On June 3, 2020, the Ninth Circuit Court of Appeals issued its decision in N.L. v. Credit One Bank holding that a bank’s placement of 189 automated calls to an unintended recipient violated the Telephone Consumer Protection Act (TCPA). Over a period of four months, Credit One Bank’s vendors placed calls to a cell phone belonging to eleven-year-old “N.L.” Credit One was attempting to collect past-due payments from a customer who had previously provided consent to be called at that number. But, unbeknownst to the bank, the customer’s cell phone number had been reassigned to N.L.’s mother, who let N.L. use the phone as his own.
Notwithstanding this mix-up, the Ninth Circuit found that the consent of the third-party debtor could not immunize Credit One from liability for its calls to N.L. This is because the TCPA only exempts from liability automated calls made with the “prior express consent of the called party.” Agreeing with the Third, Seventh, Eleventh, and D.C. Circuits, the Ninth Circuit held that the consent of the person it intended to call did not exempt Credit One from liability under the TCPA. Accordingly, the district court properly instructed the jury that consent from the intended recipient of the call was not sufficient.
The panel also held that, following Marks v. Crunch San Diego, LLC, 904 F.3d 1041 (9th Cir. 2018), the district court properly instructed the jury on the definition of an “automatic telephone dialing system” as equipment that has the capacity to either store numbers to be called or produce random or sequential numbers to be called.

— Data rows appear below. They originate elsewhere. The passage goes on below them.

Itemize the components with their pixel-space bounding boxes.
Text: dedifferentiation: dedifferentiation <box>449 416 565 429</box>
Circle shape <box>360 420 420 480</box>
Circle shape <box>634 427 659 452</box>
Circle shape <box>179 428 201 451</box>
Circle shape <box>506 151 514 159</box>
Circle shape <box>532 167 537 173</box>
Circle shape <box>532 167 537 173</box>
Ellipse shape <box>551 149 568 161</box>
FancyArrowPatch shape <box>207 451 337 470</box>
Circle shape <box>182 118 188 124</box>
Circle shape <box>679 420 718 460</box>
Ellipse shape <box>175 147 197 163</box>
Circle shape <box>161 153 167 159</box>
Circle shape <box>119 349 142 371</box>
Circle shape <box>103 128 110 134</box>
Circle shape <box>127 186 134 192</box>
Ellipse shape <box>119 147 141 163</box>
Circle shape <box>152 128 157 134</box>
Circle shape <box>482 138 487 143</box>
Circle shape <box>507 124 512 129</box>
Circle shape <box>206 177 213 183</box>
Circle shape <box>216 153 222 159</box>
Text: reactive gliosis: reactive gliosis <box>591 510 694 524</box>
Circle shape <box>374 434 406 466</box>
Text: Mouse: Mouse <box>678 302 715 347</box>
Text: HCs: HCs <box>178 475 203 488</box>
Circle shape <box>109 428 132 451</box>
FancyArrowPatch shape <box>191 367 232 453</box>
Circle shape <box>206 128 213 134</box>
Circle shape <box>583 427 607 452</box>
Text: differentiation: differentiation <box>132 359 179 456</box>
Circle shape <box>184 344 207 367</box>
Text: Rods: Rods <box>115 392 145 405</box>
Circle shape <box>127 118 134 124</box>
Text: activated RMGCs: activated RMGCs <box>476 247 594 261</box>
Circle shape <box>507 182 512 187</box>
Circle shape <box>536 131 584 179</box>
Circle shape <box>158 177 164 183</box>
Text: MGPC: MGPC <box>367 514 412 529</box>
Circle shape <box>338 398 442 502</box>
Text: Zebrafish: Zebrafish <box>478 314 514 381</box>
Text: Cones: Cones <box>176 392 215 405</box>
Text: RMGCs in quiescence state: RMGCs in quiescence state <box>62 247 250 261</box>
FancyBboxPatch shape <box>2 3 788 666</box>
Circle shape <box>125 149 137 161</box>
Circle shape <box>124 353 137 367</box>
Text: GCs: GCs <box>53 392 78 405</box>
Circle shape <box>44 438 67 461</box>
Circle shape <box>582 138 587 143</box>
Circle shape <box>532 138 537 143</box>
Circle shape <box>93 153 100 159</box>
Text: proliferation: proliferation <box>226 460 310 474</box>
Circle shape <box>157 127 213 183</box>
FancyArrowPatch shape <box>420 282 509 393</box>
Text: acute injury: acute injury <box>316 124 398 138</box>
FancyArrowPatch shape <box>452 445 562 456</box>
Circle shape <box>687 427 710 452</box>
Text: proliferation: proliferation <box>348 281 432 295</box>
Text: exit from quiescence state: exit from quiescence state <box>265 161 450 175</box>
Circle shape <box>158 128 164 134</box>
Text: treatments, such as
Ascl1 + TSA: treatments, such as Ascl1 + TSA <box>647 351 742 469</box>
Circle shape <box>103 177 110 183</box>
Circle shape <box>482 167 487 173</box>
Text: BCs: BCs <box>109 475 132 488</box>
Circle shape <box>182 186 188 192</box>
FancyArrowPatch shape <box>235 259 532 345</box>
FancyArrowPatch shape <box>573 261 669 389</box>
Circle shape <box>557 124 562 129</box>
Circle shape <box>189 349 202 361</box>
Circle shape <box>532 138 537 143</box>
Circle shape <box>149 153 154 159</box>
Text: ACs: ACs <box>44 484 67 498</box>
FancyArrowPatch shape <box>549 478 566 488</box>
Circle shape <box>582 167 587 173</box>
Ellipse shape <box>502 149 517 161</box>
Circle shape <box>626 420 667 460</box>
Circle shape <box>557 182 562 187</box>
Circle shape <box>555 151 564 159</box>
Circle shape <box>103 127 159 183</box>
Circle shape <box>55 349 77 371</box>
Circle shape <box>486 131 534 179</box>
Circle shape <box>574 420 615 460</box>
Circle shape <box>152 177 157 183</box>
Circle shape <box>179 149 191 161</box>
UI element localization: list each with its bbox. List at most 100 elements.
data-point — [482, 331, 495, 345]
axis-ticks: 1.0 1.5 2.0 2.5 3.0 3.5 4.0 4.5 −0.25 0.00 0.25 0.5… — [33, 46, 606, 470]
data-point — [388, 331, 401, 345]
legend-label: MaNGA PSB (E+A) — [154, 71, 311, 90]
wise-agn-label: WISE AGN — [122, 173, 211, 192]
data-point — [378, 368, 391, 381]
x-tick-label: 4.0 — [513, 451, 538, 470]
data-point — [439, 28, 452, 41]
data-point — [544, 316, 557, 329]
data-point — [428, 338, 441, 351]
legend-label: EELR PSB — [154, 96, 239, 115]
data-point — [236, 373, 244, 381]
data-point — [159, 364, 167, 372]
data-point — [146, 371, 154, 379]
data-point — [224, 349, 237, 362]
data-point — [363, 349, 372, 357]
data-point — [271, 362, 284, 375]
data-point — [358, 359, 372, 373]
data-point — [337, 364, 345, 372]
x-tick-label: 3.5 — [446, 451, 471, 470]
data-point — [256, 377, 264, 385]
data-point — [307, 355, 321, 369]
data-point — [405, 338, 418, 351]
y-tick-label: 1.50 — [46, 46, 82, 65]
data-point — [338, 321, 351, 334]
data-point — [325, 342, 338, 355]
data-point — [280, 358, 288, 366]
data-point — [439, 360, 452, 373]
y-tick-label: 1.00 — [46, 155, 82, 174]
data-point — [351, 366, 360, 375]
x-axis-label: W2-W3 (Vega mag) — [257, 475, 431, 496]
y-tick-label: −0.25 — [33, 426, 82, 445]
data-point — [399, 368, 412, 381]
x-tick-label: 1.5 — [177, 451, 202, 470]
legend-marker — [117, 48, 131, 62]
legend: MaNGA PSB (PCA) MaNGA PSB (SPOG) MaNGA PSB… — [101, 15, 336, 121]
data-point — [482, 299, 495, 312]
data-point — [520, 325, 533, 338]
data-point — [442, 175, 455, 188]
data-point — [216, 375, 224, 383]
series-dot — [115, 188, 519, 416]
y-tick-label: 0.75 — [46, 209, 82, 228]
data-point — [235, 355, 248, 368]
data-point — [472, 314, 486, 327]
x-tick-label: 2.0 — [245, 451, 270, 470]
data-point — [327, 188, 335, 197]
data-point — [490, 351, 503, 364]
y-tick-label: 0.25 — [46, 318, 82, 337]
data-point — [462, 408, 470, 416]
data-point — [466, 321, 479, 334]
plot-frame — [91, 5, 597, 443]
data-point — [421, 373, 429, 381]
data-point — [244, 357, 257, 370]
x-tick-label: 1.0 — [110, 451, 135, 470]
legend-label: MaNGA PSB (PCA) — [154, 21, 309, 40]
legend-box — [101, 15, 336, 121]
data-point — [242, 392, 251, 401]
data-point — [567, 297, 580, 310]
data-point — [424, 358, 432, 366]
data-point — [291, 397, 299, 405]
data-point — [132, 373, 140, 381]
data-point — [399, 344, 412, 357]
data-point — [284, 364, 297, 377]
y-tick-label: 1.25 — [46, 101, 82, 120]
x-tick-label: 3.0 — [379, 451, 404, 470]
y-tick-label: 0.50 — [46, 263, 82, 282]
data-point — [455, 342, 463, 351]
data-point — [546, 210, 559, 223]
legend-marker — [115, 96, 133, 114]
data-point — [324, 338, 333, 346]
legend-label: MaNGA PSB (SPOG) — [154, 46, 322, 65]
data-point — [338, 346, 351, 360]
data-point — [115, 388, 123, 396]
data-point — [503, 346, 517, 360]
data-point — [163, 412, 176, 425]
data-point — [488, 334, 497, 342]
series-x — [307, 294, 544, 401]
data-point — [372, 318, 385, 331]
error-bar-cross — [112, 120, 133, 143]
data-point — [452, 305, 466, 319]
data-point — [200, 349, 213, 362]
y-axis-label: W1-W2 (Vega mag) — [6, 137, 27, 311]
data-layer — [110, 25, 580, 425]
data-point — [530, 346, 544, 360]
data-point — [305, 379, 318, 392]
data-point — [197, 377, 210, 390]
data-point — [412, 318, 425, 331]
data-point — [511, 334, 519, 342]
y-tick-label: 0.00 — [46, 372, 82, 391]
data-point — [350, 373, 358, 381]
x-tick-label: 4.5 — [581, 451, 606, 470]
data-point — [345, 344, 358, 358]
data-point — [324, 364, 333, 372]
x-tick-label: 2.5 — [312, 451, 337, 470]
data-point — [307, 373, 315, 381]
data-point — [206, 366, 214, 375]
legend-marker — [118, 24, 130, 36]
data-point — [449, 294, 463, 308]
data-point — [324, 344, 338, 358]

Even though the N.L. Court acknowledged the circuit split on the ATDS issue, it proceeded to state that “the definition of ATDS includes a device that stores telephone numbers to be called, whether or not those numbers have been generated by a random or sequential number generator.”
The N.L. decision reminds TCPA litigants in the Ninth Circuit of two important truths. First, prior express consent must come from the party to whom the phone number is currently assigned. Second, Marks is not going anywhere unless the Supreme Court, Congress, or the FCC addresses the ATDS circuit split. Perhaps clarity will come in the Supreme Court’s forthcoming Barr v. AAPC opinion, expected later this month.